Si un texte commun est approuvé en CMP, il sera ensuite soumis aux deux chambres du Parlement mardi pour une adoption définitive. Faute d'accord en revanche, les débats devraient probablement reprendre en janvier, après le vote d'une loi spéciale pour assurer la continuité de l'Etat.
- "Se plier en six" -
Mais entre un Sénat dominé par une droite attachée aux économies dans les dépenses de l'Etat et une Assemblée nationale où la gauche demande de nouvelles recettes fiscales, l'équation semble insoluble, a fortiori sans l'outil du 49.3, auquel M. Lecornu a renoncé.
Les deux rapporteurs généraux du Budget, Philippe Juvin pour l'Assemblée et Jean-François Husson pour le Sénat (Les Républicains tous les deux), ont déjà multiplié les échanges.
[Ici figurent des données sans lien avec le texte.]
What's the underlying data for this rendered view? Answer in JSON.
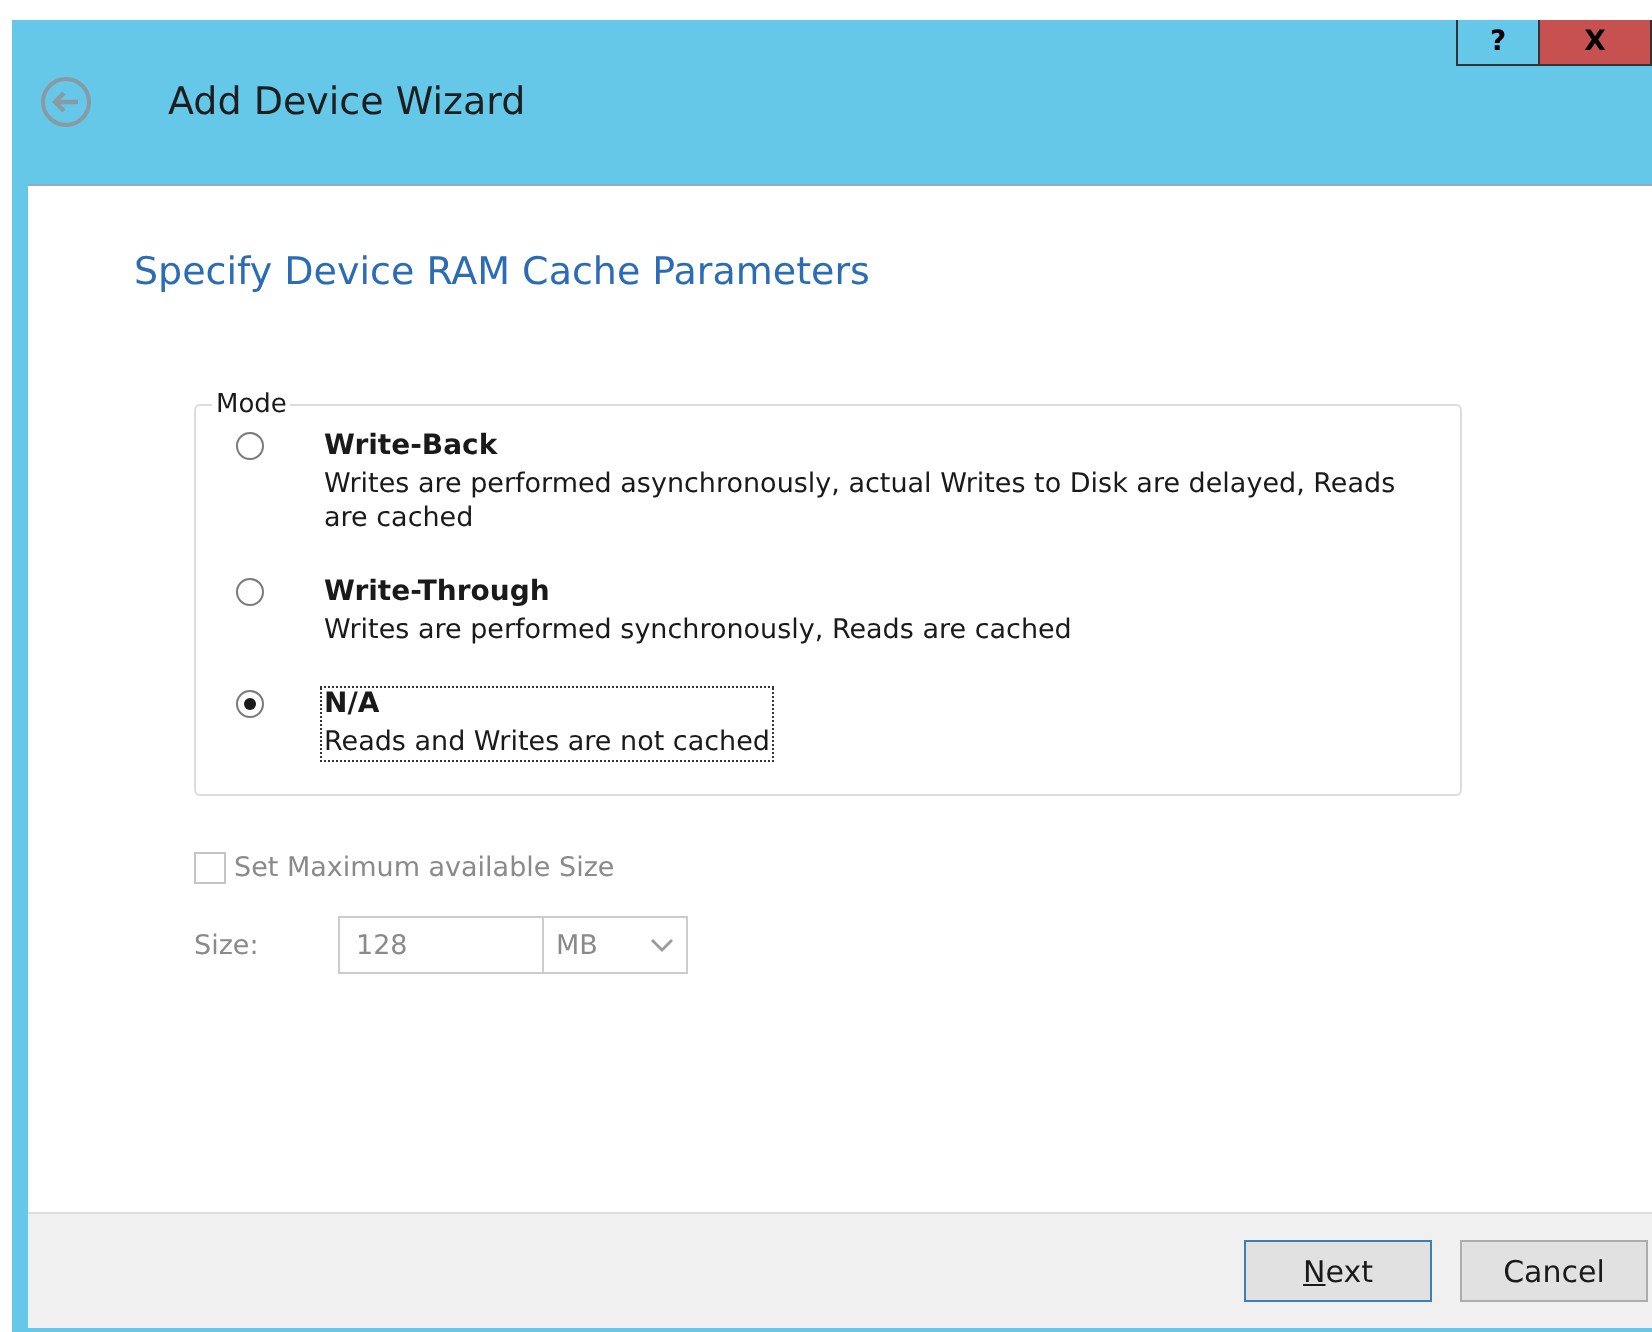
{
  "window": {
    "title": "Add Device Wizard",
    "help_button": "?",
    "close_button": "X"
  },
  "page_heading": "Specify Device RAM Cache Parameters",
  "mode_group": {
    "label": "Mode",
    "options": [
      {
        "title": "Write-Back",
        "description": "Writes are performed asynchronously, actual Writes to Disk are delayed, Reads are cached",
        "selected": false
      },
      {
        "title": "Write-Through",
        "description": "Writes are performed synchronously, Reads are cached",
        "selected": false
      },
      {
        "title": "N/A",
        "description": "Reads and Writes are not cached",
        "selected": true
      }
    ]
  },
  "max_size_checkbox": {
    "label": "Set Maximum available Size",
    "checked": false,
    "disabled": true
  },
  "size": {
    "label": "Size:",
    "value": "128",
    "unit": "MB",
    "disabled": true
  },
  "buttons": [
    {
      "label": "Next",
      "default": true,
      "underline_first": true
    },
    {
      "label": "Cancel",
      "default": false,
      "underline_first": false
    }
  ]
}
Mais l'hypothèse de réunir une "CMP à blanc" pour négocier en amont du conclave officiel, une option proposée par le Premier ministre, n'a toujours pas pu se concrétiser.
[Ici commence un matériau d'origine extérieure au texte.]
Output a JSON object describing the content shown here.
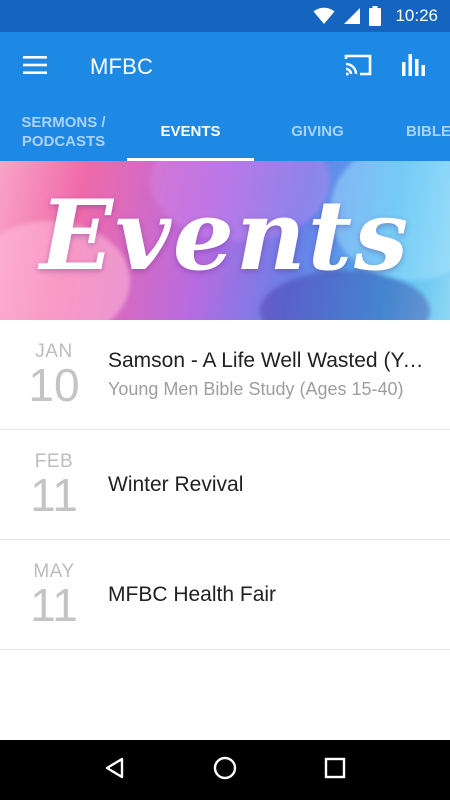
{
  "status_bar": {
    "time": "10:26",
    "icons": [
      "wifi-icon",
      "signal-icon",
      "battery-icon"
    ]
  },
  "app_bar": {
    "title": "MFBC",
    "icons": [
      "menu-icon",
      "cast-icon",
      "bar-chart-icon"
    ]
  },
  "tabs": [
    {
      "label": "SERMONS /\nPODCASTS",
      "active": false
    },
    {
      "label": "EVENTS",
      "active": true
    },
    {
      "label": "GIVING",
      "active": false
    },
    {
      "label": "BIBLE",
      "active": false
    }
  ],
  "banner": {
    "text": "Events"
  },
  "events": [
    {
      "month": "JAN",
      "day": "10",
      "title": "Samson - A Life Well Wasted (Young Men Bible Study)",
      "subtitle": "Young Men Bible Study (Ages 15-40)"
    },
    {
      "month": "FEB",
      "day": "11",
      "title": "Winter Revival",
      "subtitle": ""
    },
    {
      "month": "MAY",
      "day": "11",
      "title": "MFBC Health Fair",
      "subtitle": ""
    }
  ],
  "nav_bar": {
    "icons": [
      "back-icon",
      "home-icon",
      "recents-icon"
    ]
  },
  "colors": {
    "status_bar": "#1565c0",
    "primary": "#1e88e5",
    "date_text": "#bdbdbd",
    "title_text": "#212121",
    "subtitle_text": "#9e9e9e"
  }
}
D'autant que les postures se sont considérablement tendues mercredi.
D'une part du côté du groupe socialiste de l'Assemblée, où l'on a mis en avant une condition pour une éventuelle abstention sur le budget : obtenir au moins 10 milliards d'euros de recettes supplémentaires par rapport au budget initial du gouvernement, de manière à retirer certaines coupes dans les services publics ou l'écologie.
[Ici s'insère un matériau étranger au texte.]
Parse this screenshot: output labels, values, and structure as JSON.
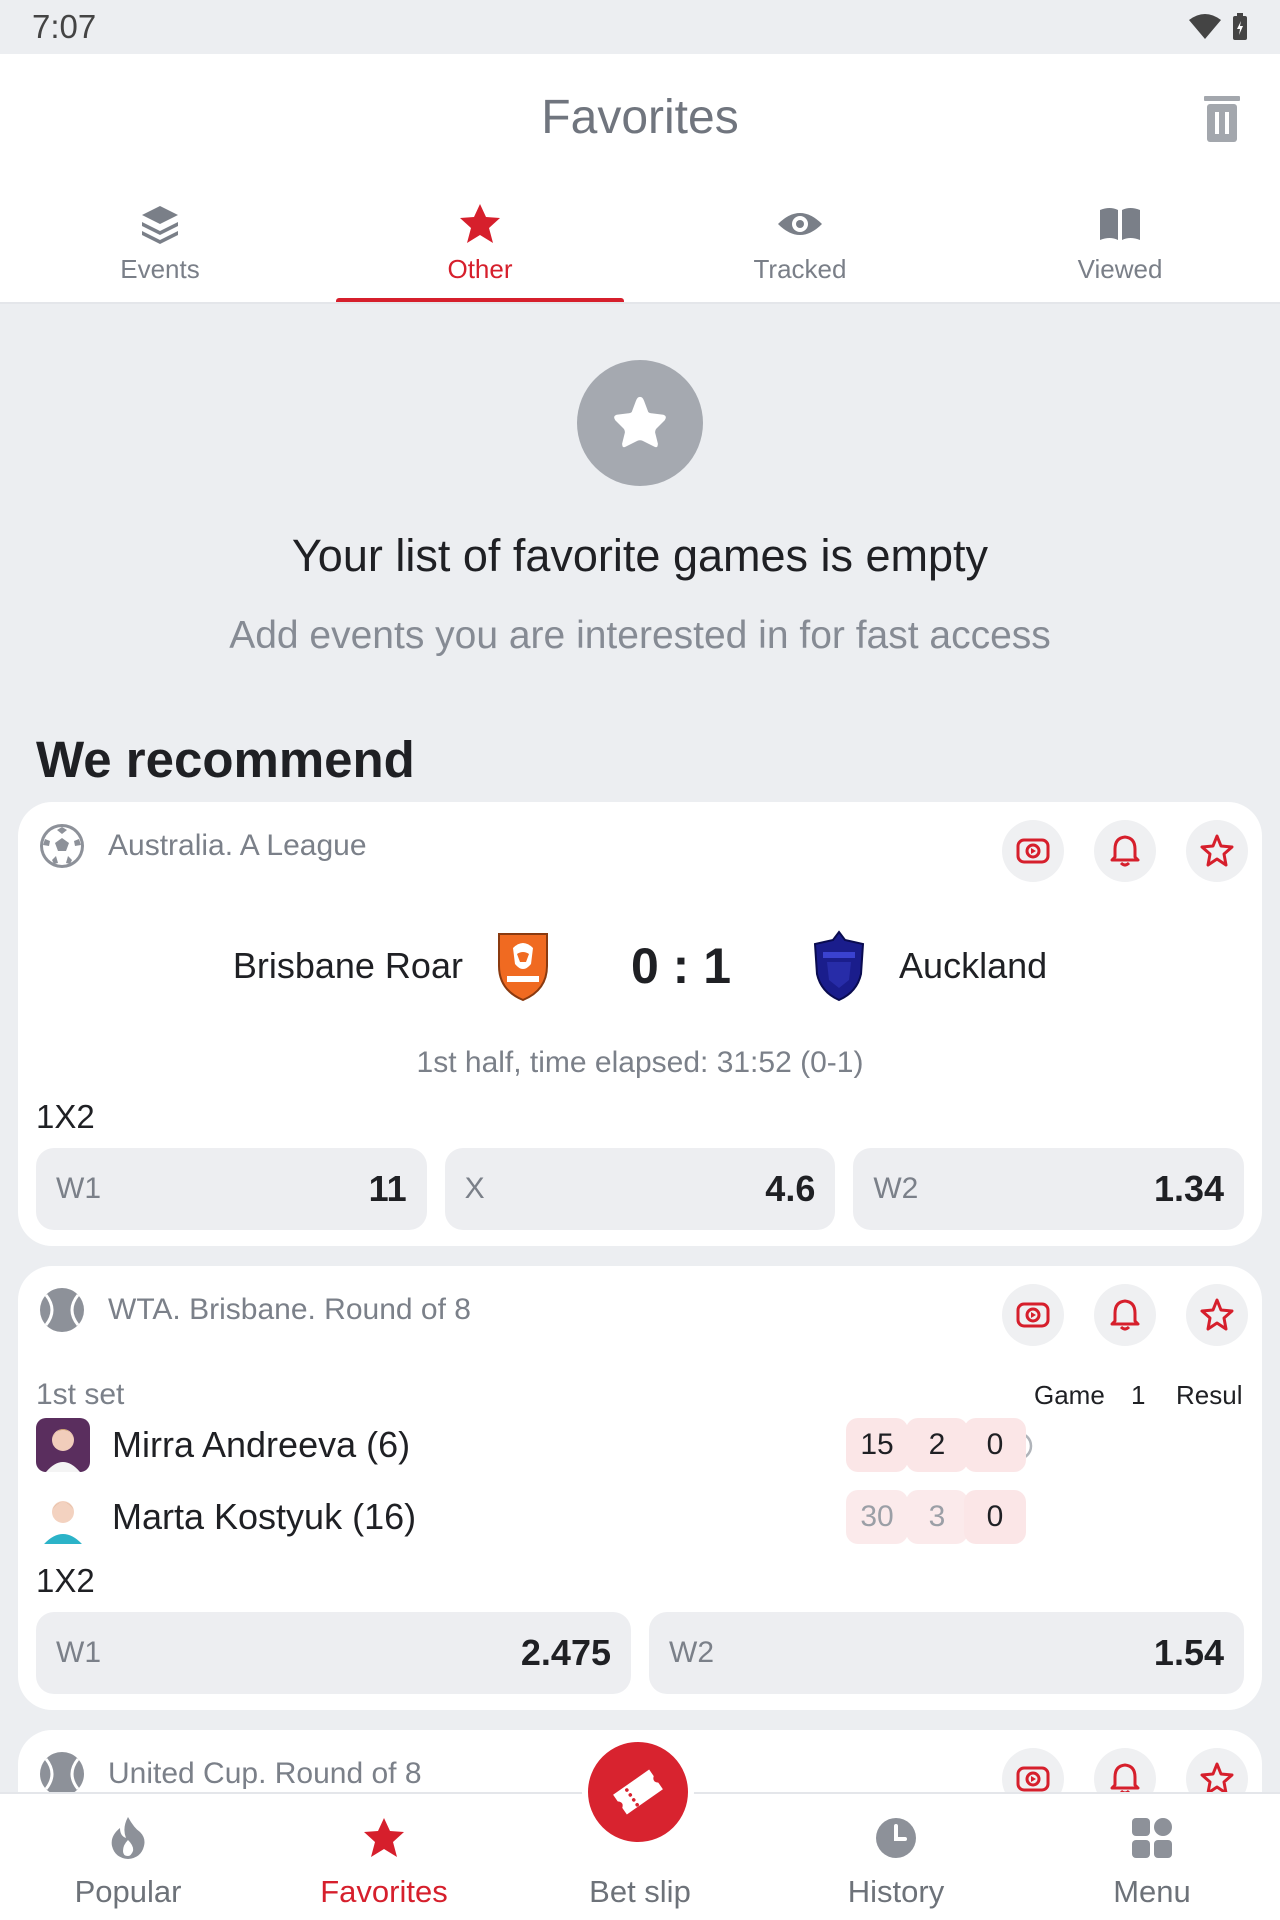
{
  "status_bar": {
    "time": "7:07"
  },
  "header": {
    "title": "Favorites"
  },
  "tabs": [
    {
      "label": "Events",
      "icon": "layers-icon",
      "active": false
    },
    {
      "label": "Other",
      "icon": "star-icon",
      "active": true
    },
    {
      "label": "Tracked",
      "icon": "eye-icon",
      "active": false
    },
    {
      "label": "Viewed",
      "icon": "book-icon",
      "active": false
    }
  ],
  "empty_state": {
    "title": "Your list of favorite games is empty",
    "subtitle": "Add events you are interested in for fast access"
  },
  "recommend": {
    "heading": "We recommend"
  },
  "cards": [
    {
      "league": "Australia. A League",
      "sport_icon": "soccer-ball-icon",
      "team1": "Brisbane Roar",
      "team2": "Auckland",
      "score": "0 : 1",
      "period": "1st half, time elapsed: 31:52 (0-1)",
      "market": "1X2",
      "odds": [
        {
          "label": "W1",
          "value": "11"
        },
        {
          "label": "X",
          "value": "4.6"
        },
        {
          "label": "W2",
          "value": "1.34"
        }
      ]
    },
    {
      "league": "WTA. Brisbane. Round of 8",
      "sport_icon": "tennis-ball-icon",
      "set_label": "1st set",
      "headers": [
        "Game",
        "1",
        "Result"
      ],
      "players": [
        {
          "name": "Mirra Andreeva (6)",
          "scores": [
            "15",
            "2",
            "0"
          ],
          "serving": true
        },
        {
          "name": "Marta Kostyuk (16)",
          "scores": [
            "30",
            "3",
            "0"
          ],
          "serving": false
        }
      ],
      "market": "1X2",
      "odds": [
        {
          "label": "W1",
          "value": "2.475"
        },
        {
          "label": "W2",
          "value": "1.54"
        }
      ]
    },
    {
      "league": "United Cup. Round of 8",
      "sport_icon": "tennis-ball-icon"
    }
  ],
  "bottom_nav": [
    {
      "label": "Popular",
      "icon": "flame-icon",
      "active": false
    },
    {
      "label": "Favorites",
      "icon": "star-icon",
      "active": true
    },
    {
      "label": "Bet slip",
      "icon": "ticket-icon",
      "active": false
    },
    {
      "label": "History",
      "icon": "clock-icon",
      "active": false
    },
    {
      "label": "Menu",
      "icon": "grid-icon",
      "active": false
    }
  ],
  "colors": {
    "accent": "#d61f2c",
    "background": "#eceef1",
    "muted_text": "#7b8089"
  }
}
Mais aussi, et surtout, du côté de la chambre haute, où le puissant groupe LR a multiplié les interpellations en direction de l'exécutif lors d'une séance de Questions au gouvernement assez houleuse, une rareté au Palais du Luxembourg, plus policé que l'Assemblée.
- "Faire un choix" -
"Gouverner, c'est choisir. Il faut faire un choix entre les tenants de la taxe et de la surtaxe ou les tenants, comme nous le sommes ici, des économies", a lancé Mathieu Darnaud, chef de la droite sénatoriale, à l'attention de M. Lecornu.
Un peu plus tôt, Bruno Retailleau avait lancé les hostilités en refusant catégoriquement la demande des socialistes: "A ces conditions-là, qui sont des conditions néfastes pour le pays, ce n'est pas acceptable", a dit sur TF1 le patron des Républicains, ténor de la droite au Sénat.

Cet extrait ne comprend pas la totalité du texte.